Comme à leur habitude, les États-Unis, qui ne sont pas signataires de l’accord OCDE d’échange automatique d’informations bancaires à des fins fiscales, menacent de débrancher du dollar tout pays qui n’applique pas leur loi, obligeant les établissements financiers et les sociétés de gestion d’actifs du monde entier à communiquer au fisc américain les avoirs des personnes ayant qualité de contribuable aux États-Unis ou présentant le moindre indice d’américanité.
Enjeu politique
Au-delà de la gestion du risque juridique qui pèse sur ses banques et ses établissements financiers en général, l’enjeu pour le Maroc était beaucoup plus politique, car en termes de volume, les flux financiers des contribuables américains vivant dans le Royaume sont modestes. Il reste que si le Maroc n’avait pas souscrit au FACTA, ses banques se seraient vu appliquer une retenue de 30% sur tous les règlements provenant des États-Unis et de tous les pays contractants du FATCA.

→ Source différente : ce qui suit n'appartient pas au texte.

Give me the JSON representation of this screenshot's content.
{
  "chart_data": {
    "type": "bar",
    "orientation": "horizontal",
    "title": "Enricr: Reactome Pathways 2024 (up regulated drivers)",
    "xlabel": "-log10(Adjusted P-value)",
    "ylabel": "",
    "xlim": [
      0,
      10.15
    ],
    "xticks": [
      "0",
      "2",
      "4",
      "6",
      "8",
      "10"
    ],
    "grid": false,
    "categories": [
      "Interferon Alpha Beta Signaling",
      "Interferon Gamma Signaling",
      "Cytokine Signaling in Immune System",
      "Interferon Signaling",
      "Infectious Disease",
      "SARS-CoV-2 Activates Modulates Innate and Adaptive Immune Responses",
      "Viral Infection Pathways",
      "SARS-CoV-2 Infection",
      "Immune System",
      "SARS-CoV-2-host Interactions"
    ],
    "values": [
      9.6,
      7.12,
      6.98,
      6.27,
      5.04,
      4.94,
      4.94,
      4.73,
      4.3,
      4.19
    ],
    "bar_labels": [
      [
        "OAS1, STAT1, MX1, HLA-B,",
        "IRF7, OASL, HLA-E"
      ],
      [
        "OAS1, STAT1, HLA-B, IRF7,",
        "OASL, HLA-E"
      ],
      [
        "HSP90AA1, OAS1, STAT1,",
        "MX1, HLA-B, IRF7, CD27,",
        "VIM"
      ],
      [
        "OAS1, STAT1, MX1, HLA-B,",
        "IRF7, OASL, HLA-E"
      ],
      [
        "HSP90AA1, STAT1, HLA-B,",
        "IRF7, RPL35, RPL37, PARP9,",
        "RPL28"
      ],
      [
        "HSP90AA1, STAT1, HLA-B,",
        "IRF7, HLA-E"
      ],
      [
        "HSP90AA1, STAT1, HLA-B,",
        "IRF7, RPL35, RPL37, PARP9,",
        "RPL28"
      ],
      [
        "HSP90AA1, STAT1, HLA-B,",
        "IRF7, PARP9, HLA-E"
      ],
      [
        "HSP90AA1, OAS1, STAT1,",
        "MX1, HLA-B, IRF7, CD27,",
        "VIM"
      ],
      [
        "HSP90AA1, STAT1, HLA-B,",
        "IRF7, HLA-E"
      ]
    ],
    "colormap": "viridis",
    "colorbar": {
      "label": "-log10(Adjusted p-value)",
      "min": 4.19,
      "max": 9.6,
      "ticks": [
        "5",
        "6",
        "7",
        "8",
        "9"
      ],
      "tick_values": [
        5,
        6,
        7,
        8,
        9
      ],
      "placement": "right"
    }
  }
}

Par ailleurs, quelle que soit leur nationalité, les institutions étrangères financières qui appliquent cette loi sont tenues de prélever une pénalité sous forme de retenue à la source de 30% sur toutes les sommes versées aux institutions financières n’ayant pas adhéré et aux clients dits «récalcitrants».
La même sanction s’applique aux clients qui ne se seraient pas manifestés, qualifiés de «récalcitrants». Ce vocable regroupe soit des clients susceptibles d’être des contribuables américains et n’ayant pas apporté la justification du contraire, soit des clients ayant reconnu leur statut de contribuables américains tout en refusant la levée du secret bancaire.